FN8. Prior to 1962, sec. 2031(a) excluded from a decedent’s gross estate real property situated outside of the United States. Because of this exclusion, decedents who died American citizens were accordingly not allowed a credit for any estate or inheritance taxes imposed by a foreign country on such property. Sec. 18(a)(1) of the Revenue Act of 1962, Pub. L. 87-834, 76 Stat. 960, 1052-1053, changed sec. 2031(a) by making real property situated outside of the United States includable in the gross estate. Consistent with this change, a credit was allowed for taxes imposed on such property by the country in which it was situated. Sec. 31 of that act, 76 Stat. 1060, further provided that sec. 7852(d) did not apply to any amendments made therein and that any such changes would take precedence over prior treaty obligations. On Feb. 12, 1964, the United States and Greece executed a supplementary protocol to the treaty that expressly made it inapplicable to immovable property in order to bring it into conformity with changes made in the U.S. estate tax law by the Revenue Act of 1962.

 

Effective on Oct. 27, 1967, the Estate Tax Treaty was modified so that it was no longer applicable to immovable property. See Report of the State Department, Mar. 2, 1964, CCH Tax Treaties par. 3174 (1964); Report of the Senate Foreign Relations Comm., June 1, 1964, CCH Tax Treaties par. 3175 (1964); Report of the State Department, Apr. 14, 1950, CCH Tax Treaties par. 3176 (1964).

 

FN9. Art. IV provides in pertinent part as follows:

 

“(1) For the purposes of the present Convention, the question whether a decedent was domiciled in the territory of one of the Contracting States at the time of his death shall be determined in conformity with the laws in force in that territory.

 

(2) In the case of a person domiciled in the territory of one of the Contracting States, the situs of any of the following property or property rights shall, for the purpose of the imposition of the tax and for the purpose of the credit provided for in Article VI, be determined exclusively in accordance with the following rules * * *” Subpar. (a) of par. 2 provides that the treaty is not applicable to immovable property situated in either country. Subpars. (b) through (j) provide rules for determining the situs of different types of movable property.

 

FN10. See Report of State Department from Secretary of State Dean Acheson to the President of the United States, Apr. 14, 1950, CCH Tax Treaties par. 3176 (1964). See also Report of the Senate Foreign Relations Comm. on Certain Estate Tax Conventions, Aug. 6, 1951, CCH Tax Treaties par. 3177 (1968).

 

FN11. Art. IV(2)(a) provides that:

 

“The provisions of the present Convention shall be deemed as not applicable to immovable property situated in either the United States or Greece.
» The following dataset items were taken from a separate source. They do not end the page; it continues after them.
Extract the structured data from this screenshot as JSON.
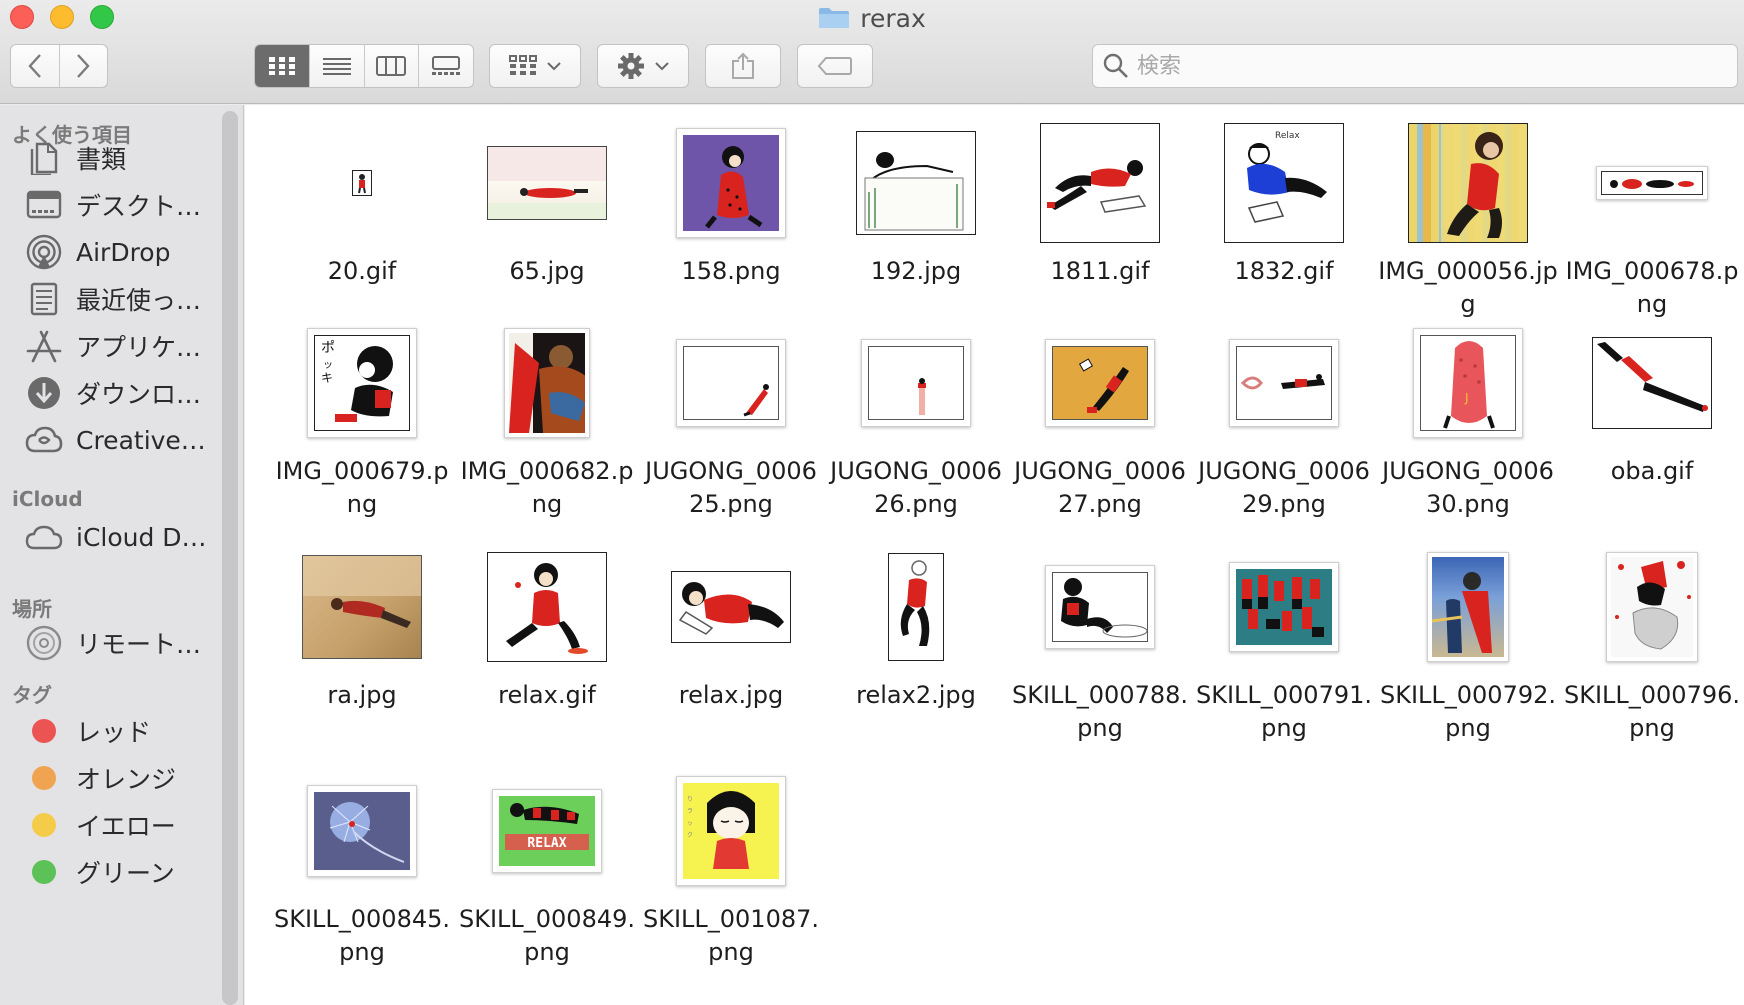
{
  "window": {
    "title": "rerax"
  },
  "toolbar": {
    "search_placeholder": "検索",
    "icons": [
      "chevron-left-icon",
      "chevron-right-icon",
      "icon-view-icon",
      "list-view-icon",
      "column-view-icon",
      "gallery-view-icon",
      "group-icon",
      "gear-icon",
      "share-icon",
      "tag-icon",
      "search-icon"
    ]
  },
  "sidebar": {
    "favorites_header": "よく使う項目",
    "favorites": [
      {
        "label": "書類",
        "icon": "documents-icon"
      },
      {
        "label": "デスクト…",
        "icon": "desktop-icon"
      },
      {
        "label": "AirDrop",
        "icon": "airdrop-icon"
      },
      {
        "label": "最近使っ…",
        "icon": "recents-icon"
      },
      {
        "label": "アプリケ…",
        "icon": "applications-icon"
      },
      {
        "label": "ダウンロ…",
        "icon": "downloads-icon"
      },
      {
        "label": "Creative…",
        "icon": "creative-cloud-icon"
      }
    ],
    "icloud_header": "iCloud",
    "icloud": [
      {
        "label": "iCloud D…",
        "icon": "cloud-icon"
      }
    ],
    "places_header": "場所",
    "places": [
      {
        "label": "リモート…",
        "icon": "disc-icon"
      }
    ],
    "tags_header": "タグ",
    "tags": [
      {
        "label": "レッド",
        "color": "#ec5353"
      },
      {
        "label": "オレンジ",
        "color": "#f0a350"
      },
      {
        "label": "イエロー",
        "color": "#f4cc4a"
      },
      {
        "label": "グリーン",
        "color": "#5cc157"
      }
    ]
  },
  "files": [
    {
      "name": "20.gif"
    },
    {
      "name": "65.jpg"
    },
    {
      "name": "158.png"
    },
    {
      "name": "192.jpg"
    },
    {
      "name": "1811.gif"
    },
    {
      "name": "1832.gif"
    },
    {
      "name": "IMG_000056.jpg"
    },
    {
      "name": "IMG_000678.png"
    },
    {
      "name": "IMG_000679.png"
    },
    {
      "name": "IMG_000682.png"
    },
    {
      "name": "JUGONG_000625.png"
    },
    {
      "name": "JUGONG_000626.png"
    },
    {
      "name": "JUGONG_000627.png"
    },
    {
      "name": "JUGONG_000629.png"
    },
    {
      "name": "JUGONG_000630.png"
    },
    {
      "name": "oba.gif"
    },
    {
      "name": "ra.jpg"
    },
    {
      "name": "relax.gif"
    },
    {
      "name": "relax.jpg"
    },
    {
      "name": "relax2.jpg"
    },
    {
      "name": "SKILL_000788.png"
    },
    {
      "name": "SKILL_000791.png"
    },
    {
      "name": "SKILL_000792.png"
    },
    {
      "name": "SKILL_000796.png"
    },
    {
      "name": "SKILL_000845.png"
    },
    {
      "name": "SKILL_000849.png"
    },
    {
      "name": "SKILL_001087.png"
    }
  ],
  "thumb_text": {
    "relax_banner": "RELAX"
  },
  "colors": {
    "accent_red": "#d8231f",
    "selected_view": "#6c6c6c",
    "sidebar_bg": "#e3e3e6"
  }
}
Immovable property shall be deemed to be situated at the place where the land involved is located. The question whether any property or right in property constitutes immovable property shall be determined in accordance with the law of the place where the land involved is located.”

 

FN12. Art. IV(2)(j) provides that:

 

“Bonds, bank deposits, and claims of any other nature, secured or unsecured, and other property not otherwise mentioned hereinbefore, shall be deemed to be situated in the State in which the deceased person was domiciled at the time of his death.”

 

FN13. Art. V(b) provides that:

 

“The Contracting State which imposes tax in the case of a decedent who, at the time of his death, was not a citizen or subject of such Contracting State and was not domiciled in its territory, but was a citizen or subject of the other Contracting State or was domiciled in the territory of such other Contracting State:”

 

“(b) shall * * * take no account of property situated according to Article IV outside its territory in determining the amount or rate of tax.”

 

FN14. See also Estate of Sikler v. Commissioner, T.C. Memo. 1981- 587; Long v. Commissioner, T.C. Memo. 1978-171.

 

FN15. See Estate of Goff v. Commissioner, T.C. Memo. 1978-36; Robinson v. Commissioner, T.C. Memo. 1957-8.